Gene Healy makes a strong case for ending the direct election of US Senators:
“Let the state legislatures appoint the Senate,” Virginia’s George Mason urged at the Philadelphia Convention of 1787, lest a newly empowered federal government “swallow up the state legislatures.” The motion carried unanimously after Mason’s remarks.
So it’s probably fitting that it’s a George Mason University law professor, Todd Zywicki, who has done the best work on the 17th Amendment’s pernicious effects.
Zywicki shows that selection by state legislatures was a key pillar of the Constitution’s architecture, ensuring that the Senate would be a bulwark for decentralized government. It’s “inconceivable,” Zywicki writes, “that a Senator during the pre-17th Amendment era would vote for an ‘unfunded federal mandate.’ “
In the grade-school morality tale offered by Egan and others, noble Progressives pushed the amendment as an antidote to corruption. Yet Zywicki found “no indication that the shift to direct election did anything to eliminate or even reduce corruption in Senate elections.”

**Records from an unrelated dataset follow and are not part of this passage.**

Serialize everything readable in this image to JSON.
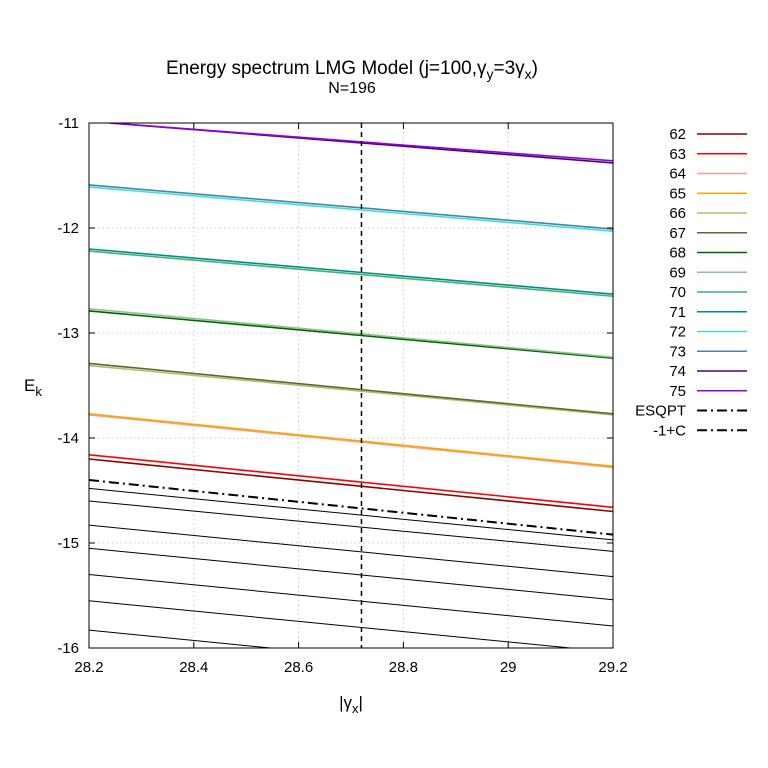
{
  "chart_data": {
    "type": "line",
    "title": "Energy spectrum LMG Model (j=100,γ_y=3γ_x)",
    "title_parts": {
      "prefix": "Energy spectrum LMG Model (j=100,γ",
      "sub1": "y",
      "middle": "=3γ",
      "sub2": "x",
      "suffix": ")"
    },
    "subtitle": "N=196",
    "xlabel": {
      "pre": "|γ",
      "sub": "x",
      "post": "|"
    },
    "ylabel": {
      "main": "E",
      "sub": "k"
    },
    "xlim": [
      28.2,
      29.2
    ],
    "ylim": [
      -16,
      -11
    ],
    "x_ticks": [
      {
        "value": 28.2,
        "label": "28.2"
      },
      {
        "value": 28.4,
        "label": "28.4"
      },
      {
        "value": 28.6,
        "label": "28.6"
      },
      {
        "value": 28.8,
        "label": "28.8"
      },
      {
        "value": 29.0,
        "label": "29"
      },
      {
        "value": 29.2,
        "label": "29.2"
      }
    ],
    "y_ticks": [
      {
        "value": -11,
        "label": "-11"
      },
      {
        "value": -12,
        "label": "-12"
      },
      {
        "value": -13,
        "label": "-13"
      },
      {
        "value": -14,
        "label": "-14"
      },
      {
        "value": -15,
        "label": "-15"
      },
      {
        "value": -16,
        "label": "-16"
      }
    ],
    "grid": true,
    "legend_position": "outside-right",
    "esqpt_vertical_x": 28.72,
    "series": [
      {
        "name": "62",
        "color": "#8b0000",
        "x": [
          28.2,
          29.2
        ],
        "y": [
          -14.2,
          -14.7
        ]
      },
      {
        "name": "63",
        "color": "#ff0000",
        "x": [
          28.2,
          29.2
        ],
        "y": [
          -14.16,
          -14.66
        ]
      },
      {
        "name": "64",
        "color": "#f4a090",
        "x": [
          28.2,
          29.2
        ],
        "y": [
          -13.78,
          -14.28
        ]
      },
      {
        "name": "65",
        "color": "#ffa500",
        "x": [
          28.2,
          29.2
        ],
        "y": [
          -13.77,
          -14.27
        ]
      },
      {
        "name": "66",
        "color": "#bdb76b",
        "x": [
          28.2,
          29.2
        ],
        "y": [
          -13.31,
          -13.78
        ]
      },
      {
        "name": "67",
        "color": "#556b2f",
        "x": [
          28.2,
          29.2
        ],
        "y": [
          -13.29,
          -13.77
        ]
      },
      {
        "name": "68",
        "color": "#006400",
        "x": [
          28.2,
          29.2
        ],
        "y": [
          -12.79,
          -13.24
        ]
      },
      {
        "name": "69",
        "color": "#90c090",
        "x": [
          28.2,
          29.2
        ],
        "y": [
          -12.77,
          -13.23
        ]
      },
      {
        "name": "70",
        "color": "#3cb371",
        "x": [
          28.2,
          29.2
        ],
        "y": [
          -12.22,
          -12.65
        ]
      },
      {
        "name": "71",
        "color": "#008b8b",
        "x": [
          28.2,
          29.2
        ],
        "y": [
          -12.2,
          -12.63
        ]
      },
      {
        "name": "72",
        "color": "#40e0d0",
        "x": [
          28.2,
          29.2
        ],
        "y": [
          -11.61,
          -12.03
        ]
      },
      {
        "name": "73",
        "color": "#4682b4",
        "x": [
          28.2,
          29.2
        ],
        "y": [
          -11.59,
          -12.01
        ]
      },
      {
        "name": "74",
        "color": "#4b0082",
        "x": [
          28.24,
          29.2
        ],
        "y": [
          -11.0,
          -11.38
        ]
      },
      {
        "name": "75",
        "color": "#9400d3",
        "x": [
          28.24,
          29.2
        ],
        "y": [
          -11.0,
          -11.36
        ]
      },
      {
        "name": "ESQPT",
        "color": "#000000",
        "dash": "10 4 2 4",
        "width": 2,
        "x": [
          28.2,
          29.2
        ],
        "y": [
          -14.4,
          -14.92
        ]
      },
      {
        "name": "-1+C",
        "color": "#000000",
        "dash": "10 4 2 4",
        "width": 2,
        "x": [
          28.2,
          29.2
        ],
        "y": [
          -14.4,
          -14.92
        ],
        "hidden": true
      }
    ],
    "lower_levels": [
      {
        "x": [
          28.2,
          29.2
        ],
        "y": [
          -14.48,
          -14.97
        ]
      },
      {
        "x": [
          28.2,
          29.2
        ],
        "y": [
          -14.6,
          -15.08
        ]
      },
      {
        "x": [
          28.2,
          29.2
        ],
        "y": [
          -14.83,
          -15.32
        ]
      },
      {
        "x": [
          28.2,
          29.2
        ],
        "y": [
          -15.05,
          -15.54
        ]
      },
      {
        "x": [
          28.2,
          29.2
        ],
        "y": [
          -15.3,
          -15.79
        ]
      },
      {
        "x": [
          28.2,
          29.2
        ],
        "y": [
          -15.55,
          -16.04
        ]
      },
      {
        "x": [
          28.2,
          29.2
        ],
        "y": [
          -15.83,
          -16.32
        ]
      }
    ]
  }
}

Indeed, “the increased power of special interests was the purpose of the 17th Amendment,” Zywicki writes. “It allowed them to lobby senators directly, cutting out the middleman of the state legislatures.”
Maybe that’s why corporations and urban political machines — Progressives’ supposed enemies — supported the amendment.
Of course it will never, ever happen. Those special interests are stronger today than when the 17th Amendment was passed.